Após o fim da história da versão-base — lançada em maio de 2012 —, o reino do Santuário ficou livre dos demônios que ameaçavam a paz local. Porém, quando o anjo silencioso Mathael (representação do ceifador da morte no universo da franquia) pôs as mãos na pedra negra das almas, a morte voltou a ser viva — por mais paradoxal que soe. E, novamente, agora cabe aos nefalem (mistura entre anjo e demônio e, no caso, o personagem principal) salvar a todos.

Bonificação

A mecânica de Diablo, desde os primeiros games da série, sempre foi marcada por ser o melhor exemplo de como se fazer um dungeon crawler perfeito. Esse subgênero do RPG apresenta conceitos cíclicos essenciais para ser diferenciado dos outros, como progressão e bonificação de acordo com o esforço do jogador em derrotar inimigos. Não à toa esse tipo de jogo reúne fãs que acumulam centenas de horas de partidas — em que tentam cada vez mais se superar e coletar os melhores equipamentos. Diablo III já mostrava isso muito bem, mas com a expansão, a pureza e a excelência da jogabilidade se tornaram ainda mais claras.

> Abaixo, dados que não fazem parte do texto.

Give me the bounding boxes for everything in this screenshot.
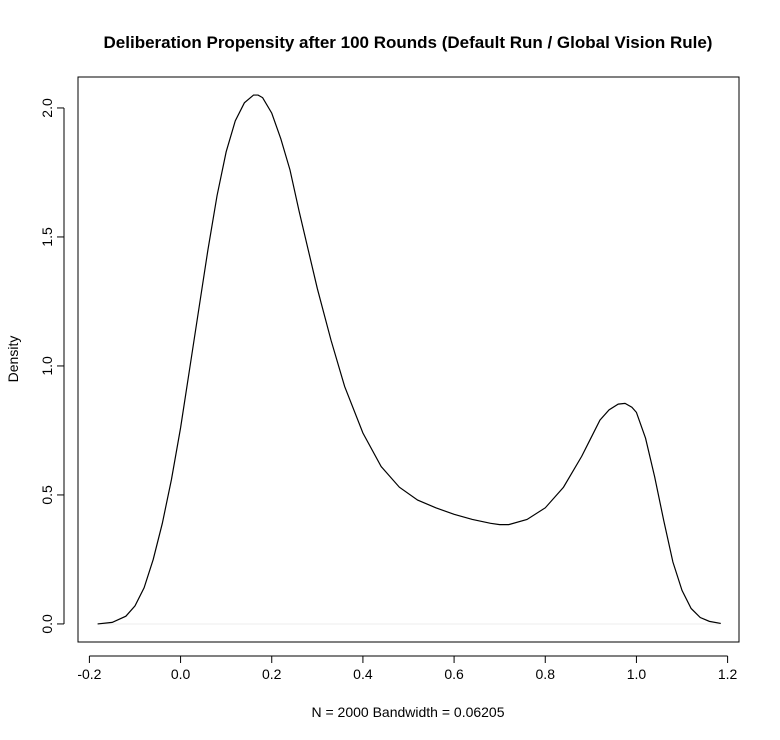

Todas as novidades em Repaer of souls — que traz um novo ato para o jogo, antes com quatro — deixaram a experiência de se jogar o famoso point and click isométrico ainda mais gratificante. Agora, por exemplo, a dificuldade dos monstros aumenta conforme você avança de nível. Na mesma proporção, a chance de encontrar itens mágicos também foi aumentada. Um cascudo na cabeça do jogador e depois um cafuné. Quanto mais se peleja para derrotar um inimigo e maior fora dificuldade, as chances de se dar bem aumentam.